Instructif !! Ca remet en cause mes préjugés, merci.
Commentaire n°1 posté par Vianney le 06/06/2009 à 12h12
Trop bon, ça envoie le bouzin, ça arrache la c...,.......(lol)..parce que c'est la vérité !!
En solides comme en liquides, à chacun d'assumer ses choix ou de s'informer, au risque de consommer à l'insu de son plein gré.
Cela fait au moins dix ans que je plaide pour une contre étiquette mentionnant les traces résiduelles de certains pesticides et herbicides comme cela se fait pour l'eau.
Rappelez-vous l'article de la RVF ou du Ret Blanc où il constataient des doses 5800 fois supérieures à celle admises pour l'eau potable...gloup !

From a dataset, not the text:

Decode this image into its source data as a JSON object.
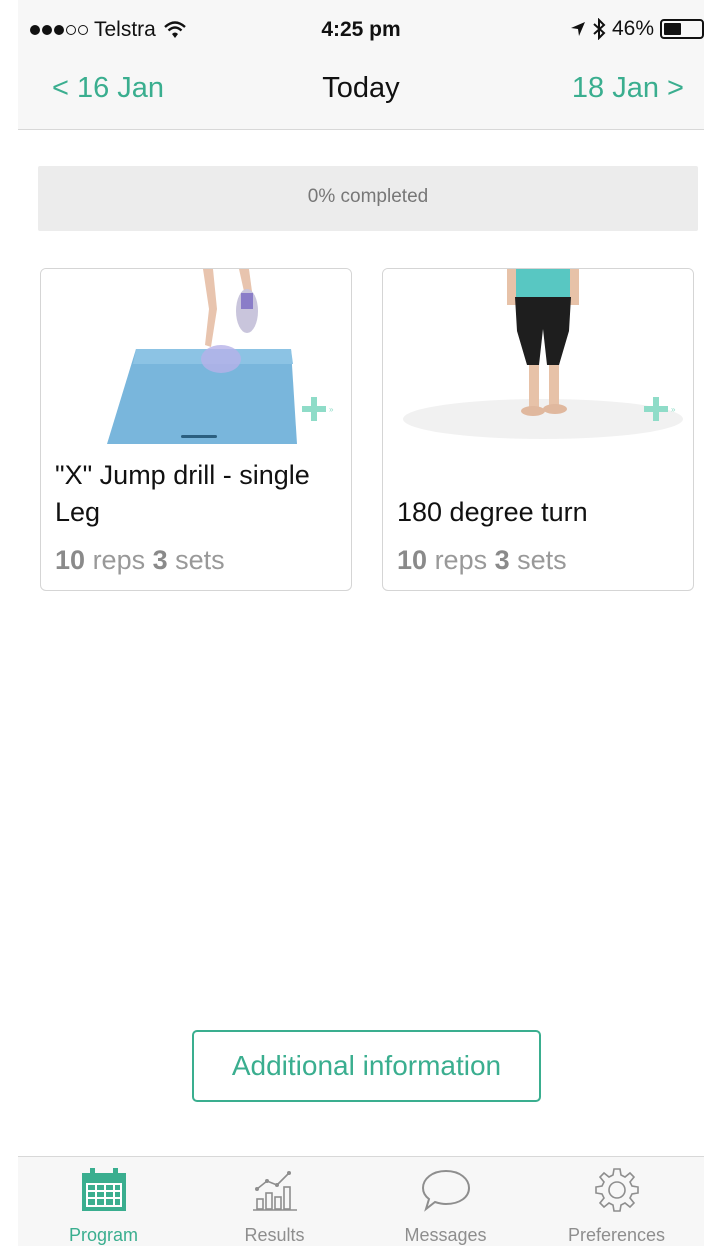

Vive le rosé d'assemblage s'il est "nature" ! Qu'en pensez-vous ?
Commentaire n°2 posté par PbS le 06/06/2009 à 17h09
Y a t'il des droits d'auteur ou d'image pour cette photo de "Milou en mai" ???
Commentaire n°3 posté par PbS le 06/06/2009 à 17h10
Intéressant point de vue. J'ai aussi lu ça sur le sujet.

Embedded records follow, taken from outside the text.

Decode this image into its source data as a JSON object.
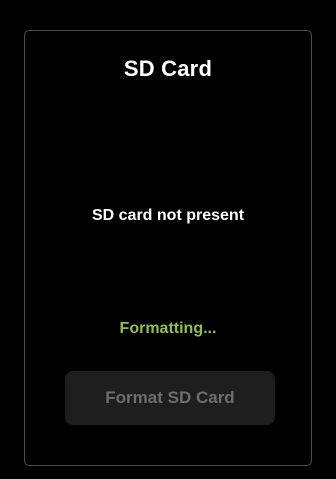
{
  "dialog": {
    "title": "SD Card",
    "status_message": "SD card not present",
    "progress_message": "Formatting...",
    "format_button_label": "Format SD Card",
    "format_button_state": "disabled"
  },
  "colors": {
    "background": "#000000",
    "panel_border": "#4a4a4a",
    "primary_text": "#ffffff",
    "progress_text": "#8fbf4f",
    "button_bg": "#1e1e1e",
    "button_text_disabled": "#6d6d6d"
  }
}
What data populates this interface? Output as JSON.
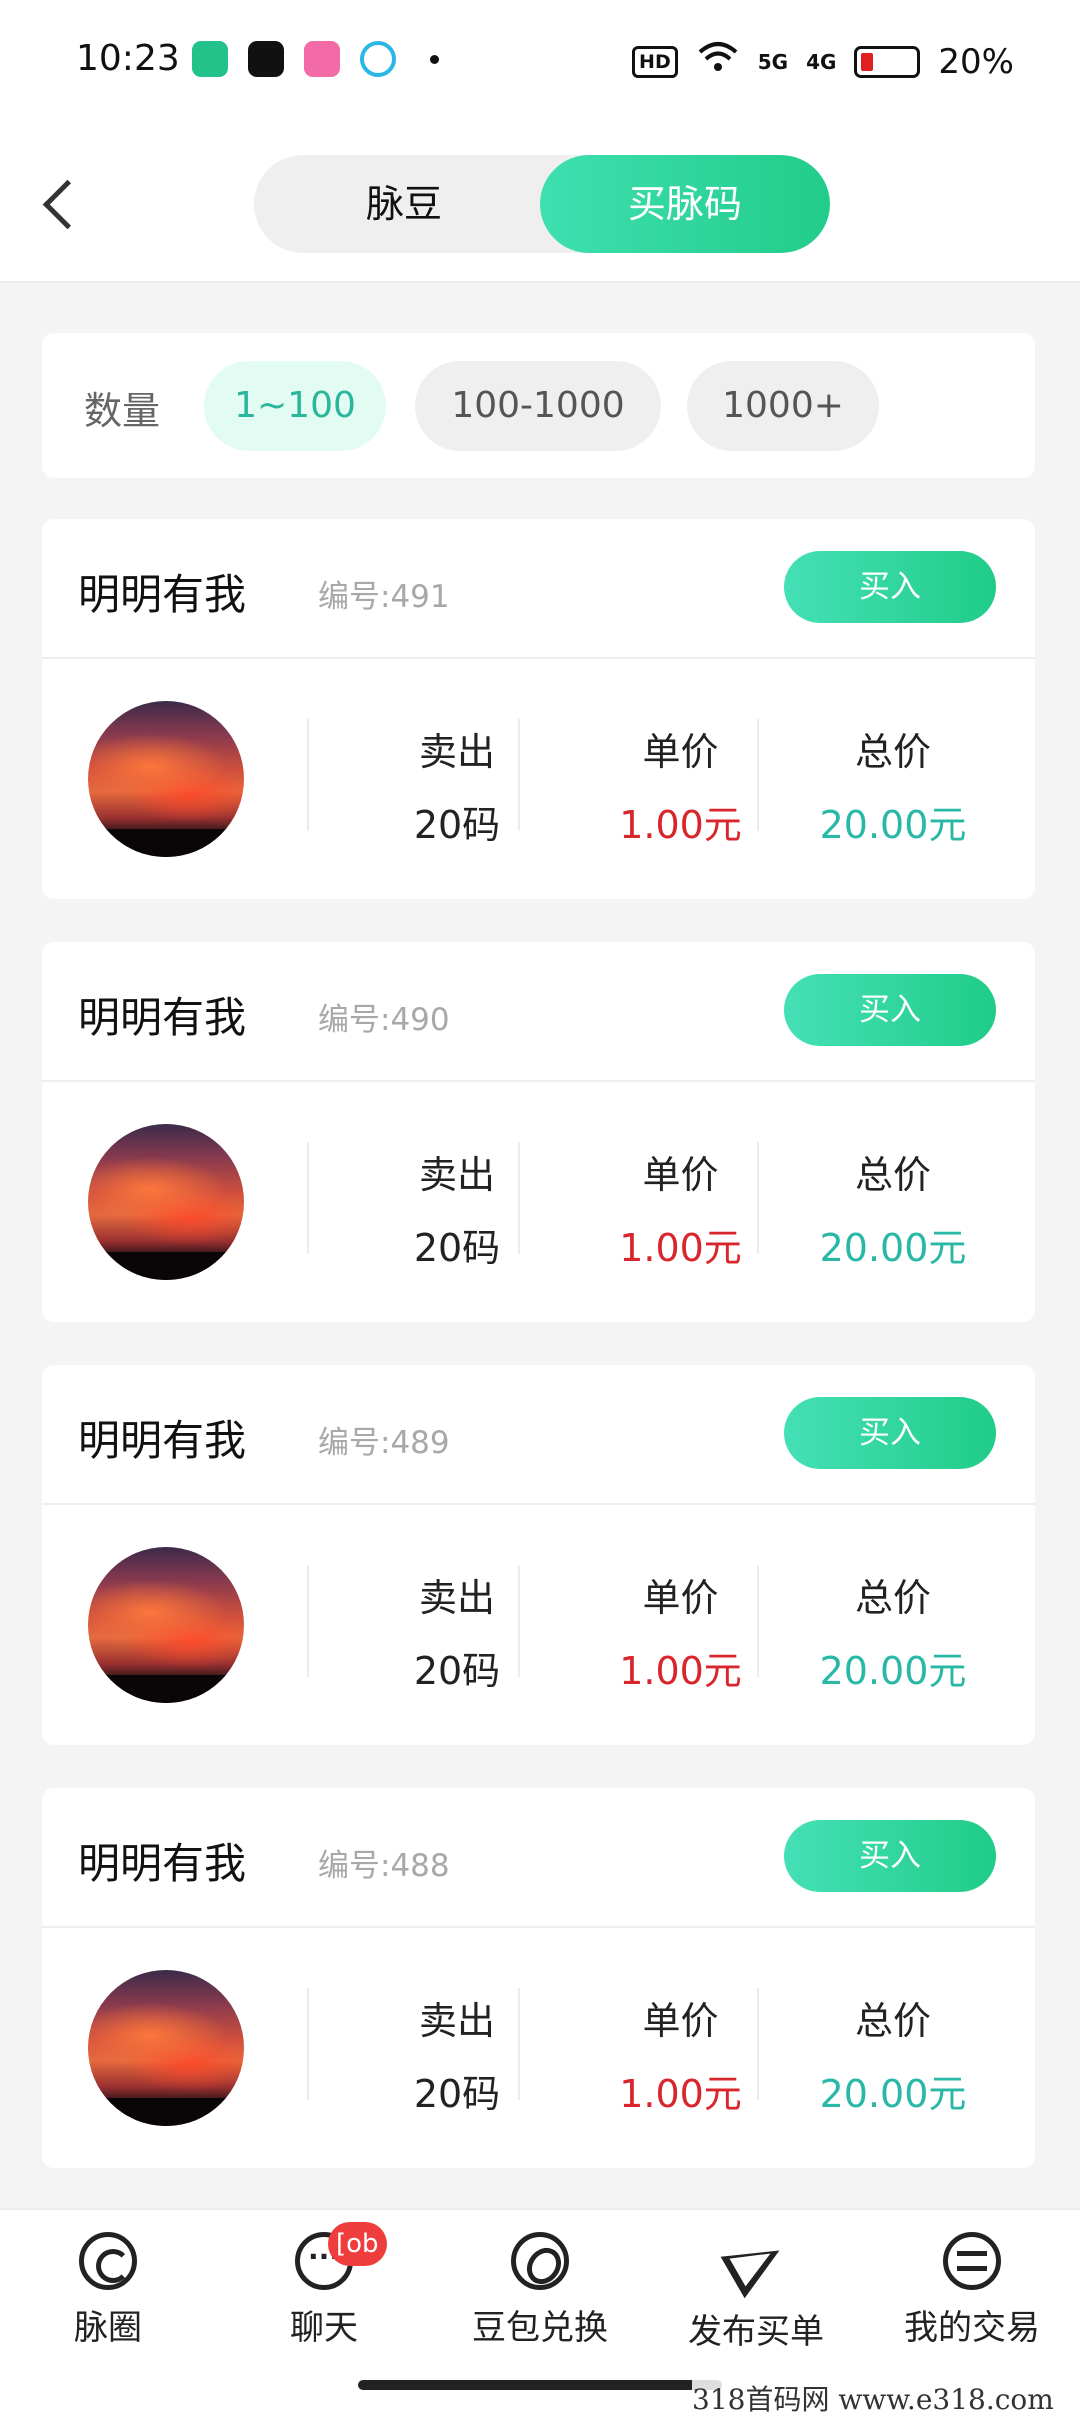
{
  "status_bar": {
    "time": "10:23",
    "hd": "HD",
    "net1": "5G",
    "net2": "4G",
    "battery": "20%"
  },
  "header": {
    "tabs": [
      {
        "label": "脉豆",
        "active": false
      },
      {
        "label": "买脉码",
        "active": true
      }
    ]
  },
  "filter": {
    "label": "数量",
    "options": [
      {
        "label": "1~100",
        "active": true
      },
      {
        "label": "100-1000",
        "active": false
      },
      {
        "label": "1000+",
        "active": false
      }
    ]
  },
  "columns": {
    "sold": "卖出",
    "unit_price": "单价",
    "total": "总价"
  },
  "buy_label": "买入",
  "listings": [
    {
      "seller": "明明有我",
      "serial": "编号:491",
      "sold": "20码",
      "unit_price": "1.00元",
      "total": "20.00元"
    },
    {
      "seller": "明明有我",
      "serial": "编号:490",
      "sold": "20码",
      "unit_price": "1.00元",
      "total": "20.00元"
    },
    {
      "seller": "明明有我",
      "serial": "编号:489",
      "sold": "20码",
      "unit_price": "1.00元",
      "total": "20.00元"
    },
    {
      "seller": "明明有我",
      "serial": "编号:488",
      "sold": "20码",
      "unit_price": "1.00元",
      "total": "20.00元"
    }
  ],
  "bottom_nav": [
    {
      "label": "脉圈",
      "icon": "circle-icon"
    },
    {
      "label": "聊天",
      "icon": "chat-icon",
      "badge": "[ob"
    },
    {
      "label": "豆包兑换",
      "icon": "bean-icon"
    },
    {
      "label": "发布买单",
      "icon": "send-icon"
    },
    {
      "label": "我的交易",
      "icon": "swap-icon"
    }
  ],
  "watermark": "318首码网 www.e318.com",
  "colors": {
    "accent": "#22cc8a",
    "accent_light": "#e2fbf3",
    "price_red": "#d8262c",
    "total_teal": "#2ab8a6"
  }
}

Commentaire n°4 posté par Philippe le 07/06/2009 à 16h23
Le pôv' Philippe de Villiers, tu viens de détruire son princial argumentaire de campagne...
Dernière nouvelle : bruxelles vient de retirer le projet d'autorisation du rosé "barroso" comme disait le vicomte. Allez, un petit effort, et 95% des vins sur le marché seront enfin retirés pour cause d'empoisonnement.

Albert, couperosé.
Commentaire n°5 posté par albert london le 08/06/2009 à 23h29
Bravo, d'avoir recentré le débat sur les vrais problèmes de la production actuelle, où le consommateur ingurgite des choses bien plus dangereuses, que des vins de coupages. et que des associations, qui osent rendre publique les résultats d'analyses de résidus dans note cher raisin (et par conséquences dans les vins, qui en découlent), se trouvent assigné en justice par des producteurs (pour l'instant que "de raisin de table", mais qui sait, qui va suivre...). Les "non coupeurs" ont eu gain de cause - situation électorale et articles de presse, qui n'approfondissent pas la recherche, avant de reprendre les titres aidant.

Je ne suis pas producteur de rosé (trop peu de raisins bien mures pour mes rouges, pour avoir besoin de les concentrer en saignant les cuves:-)...), ni défendeur de vins de supermarché, élaborés en mélangeant n'importe quoi de n'importe où, et surtout assaisonné n'importe comment, pour donner du pas cher à l'acheteur des vins à 2,26 €, pour abreuver la majorité des buveurs de vin, qui restent en France - mais la campagne contre "l'Europe" sous prétexte, de sauver "nos traditions" m'a écœuré par son hypocrisie à pas mal de niveaux...
Commentaire n°6 posté par Iris le 09/06/2009 à 10h13
Vous avez une mission de service public Monsieur Fruit Défendu... continuez de nous conseiller ainsi sur ce que nous buvons !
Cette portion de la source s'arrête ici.